Second, we could turn our institutions into democratic training grounds. They could practise democracy and we could feel it working for us. This would raise expectations that it should work similarly in our area too. As Antione de Saint-Exupery, the author of ‘The Little Prince’ said: “If you want to build a ship, don’t drum up people to collect wood and don’t assign them tasks and work, but rather teach them to long for the endless immensity of the sea.” We could agitate and support leaders to democratise their institutions, developing their people to participate and take deeper responsibility for the mission and running of the organisation. However, this can only happen when we root the ideas of democracy in the faith and values already present within the institution, rather than bringing democracy as an outside force and seeking to force its way in. For instance, what could it mean to support Catholics to seek the ‘full, conscious and active’ participation of all people in the liturgy (and therefore life) of the church.[4]
This will also mean supporting people from poorer backgrounds to have the time to participate in institutional democratic life – perhaps by fundraising for childcare? Democratically trained institutional leaders will become increasingly hungry to make change in local public life.
Starting where we are …
While I am grateful that I am no longer excluded from British democracy for being Jewish, and I have the undeserved luck of enough disposable income to have the time to participate in public life, if the enormous expansion in democratic participation since the early 1800s only meaningfully includes middle-class like me, then the project of deep democracy is only half-finished.
If Britain genuinely reflected the interests, concerns and struggles of all the people who lived here, we would live in a more equal and kinder society. While a total revamp of our national democratic life is a tall order, we all have a role to play and can start where we live. We could build or strengthen a local Tenants and Residents Association to improve the local area (for instance by starting a local green energy co-operative), join a School Governing Board to embed organising/leadership development into a local primary school or build participation in decision-making at work.
As the late, great civil rights leader, John Lewis, wrote in a letter to be published on the day of his funeral:
“Democracy is not a state.
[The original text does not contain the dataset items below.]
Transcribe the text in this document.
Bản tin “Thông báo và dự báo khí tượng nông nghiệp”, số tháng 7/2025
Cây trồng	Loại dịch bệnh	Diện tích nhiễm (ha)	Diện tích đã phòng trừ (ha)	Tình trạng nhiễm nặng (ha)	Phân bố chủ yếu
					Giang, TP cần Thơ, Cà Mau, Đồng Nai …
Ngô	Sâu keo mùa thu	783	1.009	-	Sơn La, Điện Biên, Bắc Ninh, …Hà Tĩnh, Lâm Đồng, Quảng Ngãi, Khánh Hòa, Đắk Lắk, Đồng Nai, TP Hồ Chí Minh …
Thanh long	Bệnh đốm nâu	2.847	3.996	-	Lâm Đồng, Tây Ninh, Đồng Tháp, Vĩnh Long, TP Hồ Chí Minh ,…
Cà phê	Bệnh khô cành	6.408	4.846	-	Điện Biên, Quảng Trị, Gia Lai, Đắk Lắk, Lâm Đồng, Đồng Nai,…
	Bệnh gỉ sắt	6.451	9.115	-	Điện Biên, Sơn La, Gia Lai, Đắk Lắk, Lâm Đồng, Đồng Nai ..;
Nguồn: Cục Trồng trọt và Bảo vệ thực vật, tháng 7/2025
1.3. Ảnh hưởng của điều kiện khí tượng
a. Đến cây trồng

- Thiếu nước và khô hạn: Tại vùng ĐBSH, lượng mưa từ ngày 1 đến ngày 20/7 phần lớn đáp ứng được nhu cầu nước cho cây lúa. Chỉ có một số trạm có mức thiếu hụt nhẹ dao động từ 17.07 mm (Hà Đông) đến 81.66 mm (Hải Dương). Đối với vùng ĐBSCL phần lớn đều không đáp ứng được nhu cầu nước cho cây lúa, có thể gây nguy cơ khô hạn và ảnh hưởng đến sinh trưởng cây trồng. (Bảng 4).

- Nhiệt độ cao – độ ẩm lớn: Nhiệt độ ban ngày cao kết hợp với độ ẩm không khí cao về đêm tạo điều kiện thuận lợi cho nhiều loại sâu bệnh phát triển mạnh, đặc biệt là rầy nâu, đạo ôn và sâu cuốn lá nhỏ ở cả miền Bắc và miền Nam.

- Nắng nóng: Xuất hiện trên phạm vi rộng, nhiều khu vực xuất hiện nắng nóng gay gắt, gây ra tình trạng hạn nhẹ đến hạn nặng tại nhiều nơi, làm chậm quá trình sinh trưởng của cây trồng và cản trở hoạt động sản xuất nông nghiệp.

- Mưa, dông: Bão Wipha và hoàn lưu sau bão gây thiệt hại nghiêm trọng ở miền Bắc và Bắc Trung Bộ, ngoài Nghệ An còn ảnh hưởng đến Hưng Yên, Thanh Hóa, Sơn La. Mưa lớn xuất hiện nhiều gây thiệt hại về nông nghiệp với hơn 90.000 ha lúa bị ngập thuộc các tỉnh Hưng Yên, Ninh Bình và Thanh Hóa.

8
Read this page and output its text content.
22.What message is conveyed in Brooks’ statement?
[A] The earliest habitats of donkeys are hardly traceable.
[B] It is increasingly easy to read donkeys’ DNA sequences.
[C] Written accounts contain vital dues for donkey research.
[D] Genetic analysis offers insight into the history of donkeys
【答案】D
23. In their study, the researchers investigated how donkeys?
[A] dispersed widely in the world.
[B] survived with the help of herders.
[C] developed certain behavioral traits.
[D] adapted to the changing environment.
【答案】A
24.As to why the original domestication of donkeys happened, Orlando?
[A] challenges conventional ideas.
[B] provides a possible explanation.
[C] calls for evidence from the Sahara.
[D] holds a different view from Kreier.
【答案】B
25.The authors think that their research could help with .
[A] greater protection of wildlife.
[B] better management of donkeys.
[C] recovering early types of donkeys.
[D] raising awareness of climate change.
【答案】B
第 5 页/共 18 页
It is an act, and each generation must do its part to help build what we called the Beloved Community, a nation and world society at peace with itself.”
[1] The Jews Relief Act, 1858, allowed Jews to become MPs and the Reform Act 1867, allowed all men to vote.
[2] Astra Taylor, Democracy May Not Exist, But We’ll Miss It When It’s Gone, pp 84.
[3] Ibid, pp 203.
[4] This is a quotation from the 2nd Vatican (thank you to Tom Chigbo): “The Church earnestly desires that all the faithful be led to that full, conscious, and active participation in liturgical celebrations called for by the very nature of the liturgy. Such participation by the Christian people as ‘a chosen race, a royal priesthood, a holy nation, God’s own people’ (1 Peter 2:9; see 2: 4-5) is their right and duty by reason of their baptism.